Призовем в свидетели не многоученого любителя славянизмов вроде поэта-символиста Вячеслава Иванова и даже не специалиста по тонкостям церковного быта и коллекционера языковых раритетов, каким был замечательный русский прозаик Николай Лесков. Мы не будем обращаться к консервативным романтикам славянофильского или неославянофильского толка. Нет, нашим свидетелем будет трезвейший из реалистов: Антон Павлович Чехов.

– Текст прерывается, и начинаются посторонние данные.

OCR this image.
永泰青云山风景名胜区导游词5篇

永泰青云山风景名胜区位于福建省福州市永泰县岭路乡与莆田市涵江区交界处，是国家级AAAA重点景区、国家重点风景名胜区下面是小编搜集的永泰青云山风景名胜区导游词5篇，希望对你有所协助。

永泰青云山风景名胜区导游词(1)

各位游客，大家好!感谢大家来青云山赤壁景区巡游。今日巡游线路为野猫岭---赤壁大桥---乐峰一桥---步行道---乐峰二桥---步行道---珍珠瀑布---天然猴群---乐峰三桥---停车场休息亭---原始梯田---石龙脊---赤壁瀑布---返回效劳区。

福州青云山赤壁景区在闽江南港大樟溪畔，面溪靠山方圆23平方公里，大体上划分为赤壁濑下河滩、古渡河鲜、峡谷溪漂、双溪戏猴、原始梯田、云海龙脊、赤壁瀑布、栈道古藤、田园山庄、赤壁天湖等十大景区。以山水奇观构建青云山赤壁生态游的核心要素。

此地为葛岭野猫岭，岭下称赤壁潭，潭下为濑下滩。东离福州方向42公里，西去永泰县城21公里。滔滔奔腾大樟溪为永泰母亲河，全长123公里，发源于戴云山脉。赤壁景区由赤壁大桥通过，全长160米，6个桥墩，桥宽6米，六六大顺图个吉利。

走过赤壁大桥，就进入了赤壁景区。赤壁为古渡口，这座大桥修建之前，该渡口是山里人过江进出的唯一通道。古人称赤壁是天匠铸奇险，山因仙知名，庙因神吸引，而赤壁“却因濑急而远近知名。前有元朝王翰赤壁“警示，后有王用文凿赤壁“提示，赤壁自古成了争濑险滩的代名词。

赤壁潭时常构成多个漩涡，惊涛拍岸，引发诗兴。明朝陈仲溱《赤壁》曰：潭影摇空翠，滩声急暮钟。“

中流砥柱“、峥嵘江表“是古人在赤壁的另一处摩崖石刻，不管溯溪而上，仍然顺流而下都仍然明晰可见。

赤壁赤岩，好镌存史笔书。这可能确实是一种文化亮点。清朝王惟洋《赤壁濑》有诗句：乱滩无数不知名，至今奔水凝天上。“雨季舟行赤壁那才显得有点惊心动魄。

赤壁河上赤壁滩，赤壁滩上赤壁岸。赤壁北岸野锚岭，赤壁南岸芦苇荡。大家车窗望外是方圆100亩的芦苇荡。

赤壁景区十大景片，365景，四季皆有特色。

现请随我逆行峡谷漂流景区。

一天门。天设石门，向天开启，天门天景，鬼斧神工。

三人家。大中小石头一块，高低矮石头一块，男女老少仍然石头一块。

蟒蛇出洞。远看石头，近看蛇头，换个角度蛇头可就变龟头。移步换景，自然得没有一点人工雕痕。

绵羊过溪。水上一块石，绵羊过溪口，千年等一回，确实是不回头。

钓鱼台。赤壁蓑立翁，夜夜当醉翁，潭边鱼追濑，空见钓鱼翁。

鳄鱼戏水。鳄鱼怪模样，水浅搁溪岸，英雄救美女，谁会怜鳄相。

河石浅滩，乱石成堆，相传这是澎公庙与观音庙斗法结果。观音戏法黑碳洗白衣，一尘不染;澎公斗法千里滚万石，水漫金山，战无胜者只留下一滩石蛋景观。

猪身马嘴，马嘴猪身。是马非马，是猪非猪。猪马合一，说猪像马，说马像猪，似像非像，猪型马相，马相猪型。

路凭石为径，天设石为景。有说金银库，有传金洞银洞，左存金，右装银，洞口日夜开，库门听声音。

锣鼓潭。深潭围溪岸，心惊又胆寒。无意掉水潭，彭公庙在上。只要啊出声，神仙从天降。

У Чехова есть зарисовка картины нравов, которая называется «Святою ночью» и опубликована в 1886 году, т. е. примерно столетие назад. Мы слышим там голос совсем простого человека – послушника Иеронима, который восторженно выражает свою привязанность к словам сложным, на греческий лад тяжеловесно-торжественным словечкам из обихода православной гимнографии:
«Древо светлоплодовитое… Древо благосеннолиственное… Найдет же такие слова! Даст же Господь такую способность! Для краткости много слов и мыслей пригонит в одно слово, и как это у него все выходит плавно и обстоятельно! „Светоподательна светильника сущим…“, сказано в акафисте к Иисусу Сладчайшему. Светоподательна! Слова такого нет ни в разговоре, ни в книгах, а ведь придумал же его, нашел в уме своем!.. И всякое восклицание нужно там составить, чтоб оно было гладенько и для уха вольготней».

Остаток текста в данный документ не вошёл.